Review of Jersey Boys, Directed and Produced by Clint Eastwood
Who doesn’t like musicals? Only curmudgeons. And you’d have to be pretty curmudgeonly not to like Jersey Boys, with its rags-to-riches storyline and its feel-good, doo-wopping songs. Heck, it’s hard not to sing along. Clint Eastwood brings this Broadway-Hollywood hybrid to the silver screen, and he does a good—if not spectacularly original—job of telling the story of the rise and demise of Franki Valli and the Four Seasons.
The film opens on Belleville, New Jersey, in 1951, where Frankie (John Lloyd Young) is a hairdresser-in-training with a unique voice and dreams of stardom. Tommy DeVito (Vincent Piazza), an older boy with a long rap sheet, takes Frankie under his wing, lets him into his band with Nick Massi (Michael Lomenda), and introduces him to his “mentor,” Gyp DeCarlo, played by Christopher Walken, who gives a very convincing performance as perhaps the most benign mobster in film history (He cries during a song about a mother’s love). The movie follows their path to fame, from Frankie’s marriage to his pushy wife, to the moment they hired songwriter Bob Gaudio (Erich Bergen), to their first run-in with Bob Crewe, the posh gay producer who makes them sing back-up for other musicians before they can record their own songs—and who is played pitch-perfectly by Mike Doyle.
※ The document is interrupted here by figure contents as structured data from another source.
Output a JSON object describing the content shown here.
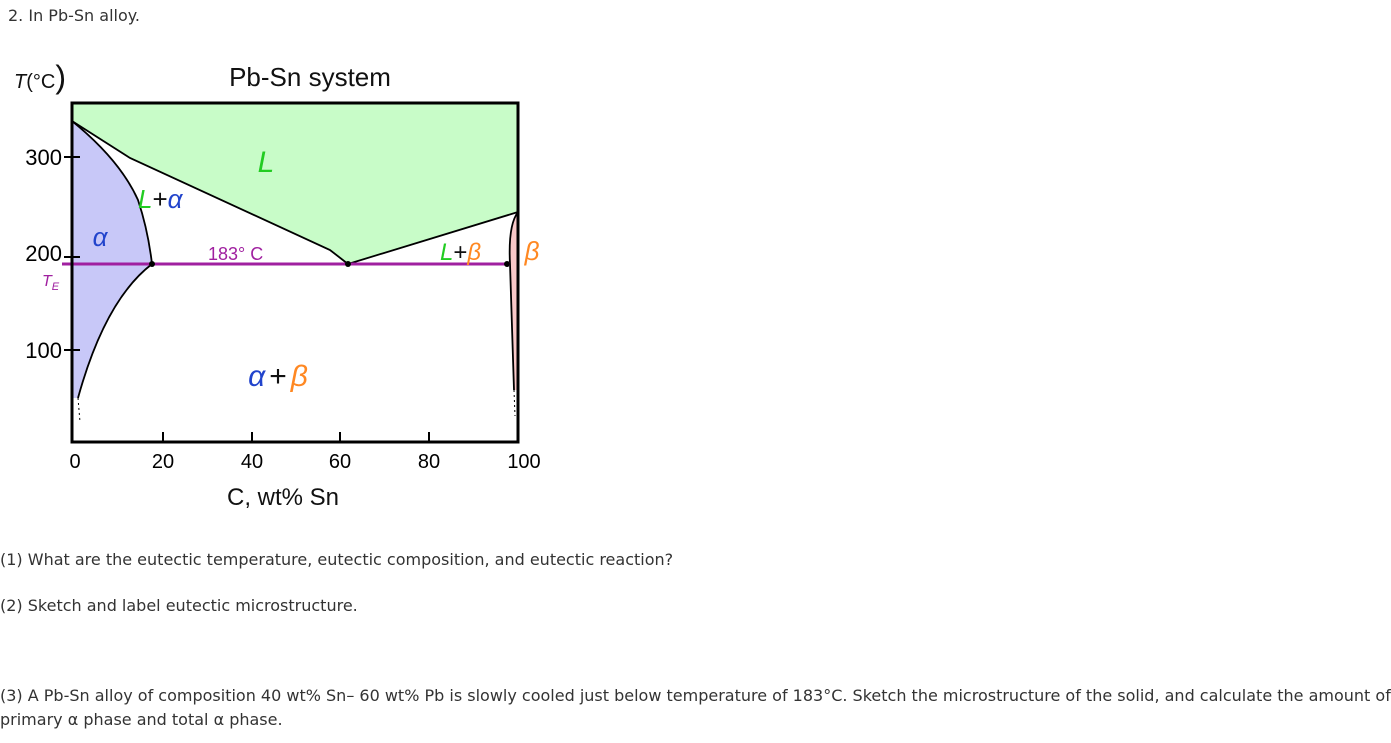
{
  "question_heading": "2. In Pb-Sn alloy.",
  "diagram": {
    "title": "Pb-Sn system",
    "y_axis_label_T": "T",
    "y_axis_label_unit": "(°C",
    "y_axis_label_paren": ")",
    "x_axis_label": "C, wt% Sn",
    "y_ticks": [
      "300",
      "200",
      "100"
    ],
    "x_ticks": [
      "0",
      "20",
      "40",
      "60",
      "80",
      "100"
    ],
    "te_label_T": "T",
    "te_label_sub": "E",
    "eutectic_label": "183°  C",
    "regions": {
      "liquid": "L",
      "alpha": "α",
      "beta": "β",
      "l_plus_alpha_L": "L",
      "l_plus_alpha_plus": "+",
      "l_plus_alpha_a": "α",
      "l_plus_beta_L": "L",
      "l_plus_beta_plus": "+",
      "l_plus_beta_b": "β",
      "two_phase_a": "α",
      "two_phase_plus": "+",
      "two_phase_b": "β"
    },
    "colors": {
      "liquid_fill": "#c8fcc8",
      "alpha_fill": "#c8c8f8",
      "beta_fill": "#f8c8c8",
      "eutectic_line": "#a020a0",
      "label_green": "#22cc22",
      "label_blue": "#2244cc",
      "label_orange": "#ff8822"
    },
    "phase_data": {
      "x_range_wt_pct_sn": [
        0,
        100
      ],
      "eutectic_temperature_c": 183,
      "eutectic_composition_wt_pct_sn": 61.9,
      "alpha_max_solubility_wt_pct_sn": 18.3,
      "beta_min_wt_pct_sn": 97.8,
      "pb_melting_point_c": 327,
      "sn_melting_point_c": 232
    }
  },
  "questions": {
    "q1": "(1) What are the eutectic temperature, eutectic composition, and eutectic reaction?",
    "q2": "(2) Sketch and label eutectic microstructure.",
    "q3": "(3) A Pb-Sn alloy of composition 40 wt% Sn–  60 wt% Pb is slowly cooled just below temperature of 183°C. Sketch the microstructure of the solid, and calculate the amount of primary α phase and total α phase."
  }
}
It is Frankie’s voice and Bob Gaudio’s songwriting that propels the group to stardom, but DeVito still considers himself the boss of the band. The power structure crumbles after DeVito hits on Frankie’s mistress, and after a not-as-nice mobster reveals to the band that DeVito owes him hundreds of thousands of dollars. The band turns to much-nicer mobster DeCarlo for help, at which point Nick Massi quits the band and delivers the line that is the point of pretty much every rise-to-fame film ever made: “With all due respect, Mr. DeCarlo, you sell 100,000 records and see how you handle it.” So the band breaks up, and Frankie is on his own, forced to travel across America to give concerts 200 nights a year to pay off DeVito’s debt. He hits his low point when his teenage daughter, Francine, who has struggled with her father’s long absences, dies of a drug overdose.
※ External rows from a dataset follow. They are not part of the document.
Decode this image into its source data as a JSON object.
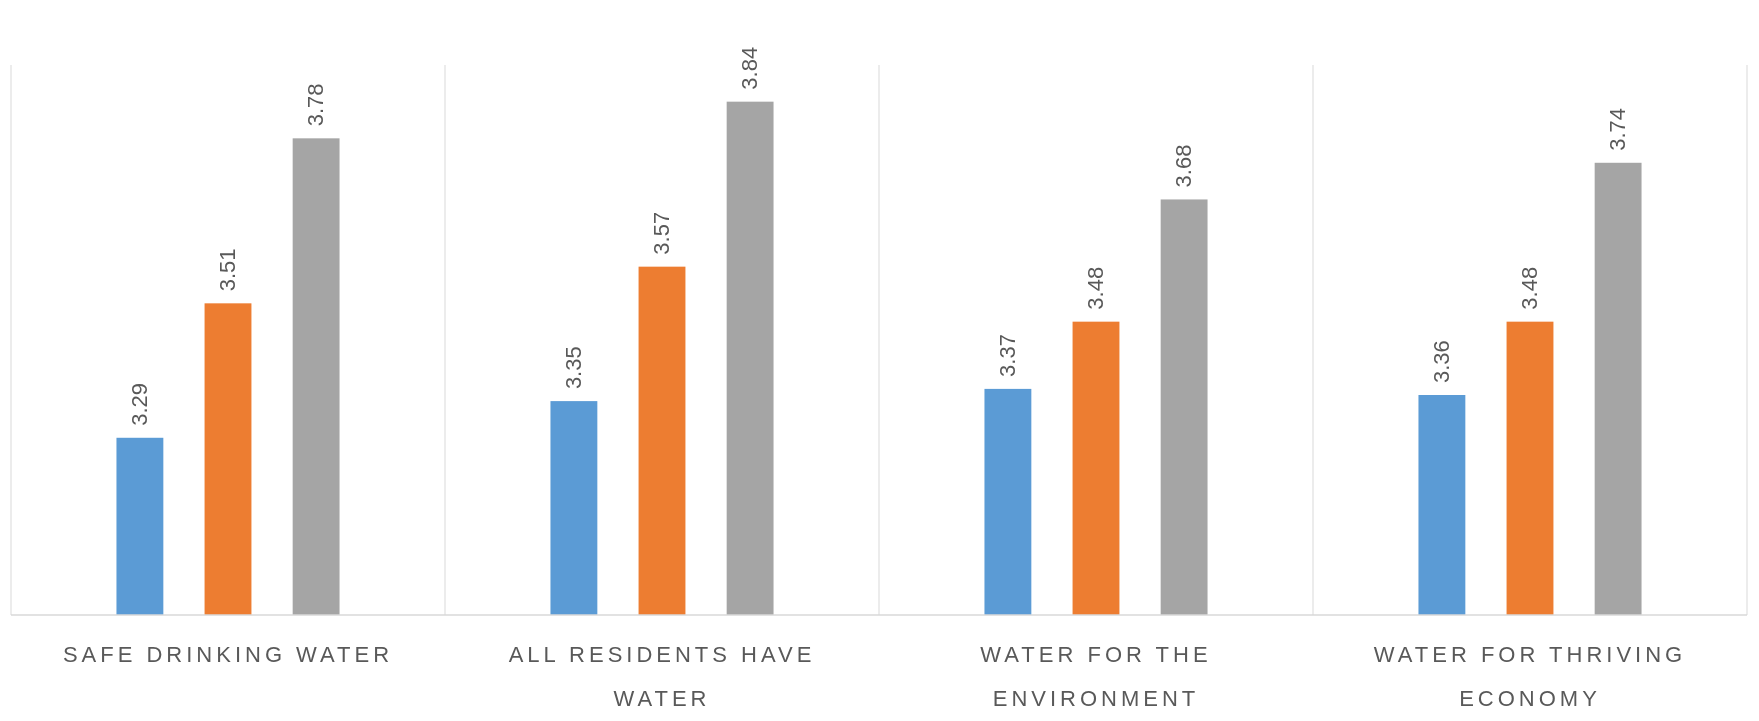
{
  "chart_data": {
    "type": "bar",
    "categories": [
      "SAFE DRINKING WATER",
      "ALL RESIDENTS HAVE WATER",
      "WATER FOR THE ENVIRONMENT",
      "WATER FOR THRIVING ECONOMY"
    ],
    "series": [
      {
        "color": "#5b9bd5",
        "values": [
          3.29,
          3.35,
          3.37,
          3.36
        ]
      },
      {
        "color": "#ed7d31",
        "values": [
          3.51,
          3.57,
          3.48,
          3.48
        ]
      },
      {
        "color": "#a5a5a5",
        "values": [
          3.78,
          3.84,
          3.68,
          3.74
        ]
      }
    ],
    "ylim": [
      3,
      3.9
    ],
    "data_labels": true,
    "grid": "x",
    "tick_labels": "x"
  }
}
The film never loses its cheerful tone, even while portraying DeVito’s plunge into debt and Francine’s overdose. Staying true to the musical, it passes up the opportunity that so many other musician biopics have taken to be gritty and edgy. It’s laugh-out-loud funny at points, which makes it a hard movie to swallow: It’s a light-hearted singalong to the tale of a man giving his everything to a dream that costs him the love of his family. Right after Francine’s death, Frankie produces one of his biggest hits: “I can’t take my eyes off of you.” The juxtaposition is jarring.
The movie adheres tightly to the feel of the Broadway production, as if Eastwood didn’t want to mess around too much with a winning formula. Though there is more dialogue than in the play, the songs are still plenteous, and the movement of the actors in front of the camera often resembles the carefully rehearsed movements on a Broadway stage. Near the end, in a final scene at the Rock & Roll Hall of Fame in 1990, the band members’ hair looks powdered with gray, like it would be in a stage production, rather than dyed. The final monologues are the same as the Broadway play, and end up being a lot weirder with the camera so close to each actor’s face. And as the credits roll at the end, the movie gives up its pretensions to movie-hood and delivers an outright song-and-dance finale with all the actors—even Christopher Walken gets his groove on.
Jersey Boys is a little saccharine, and if you’ve seen the Broadway musical, there won’t be many surprises. But you’re still a curmudgeon if you go to it and hate it.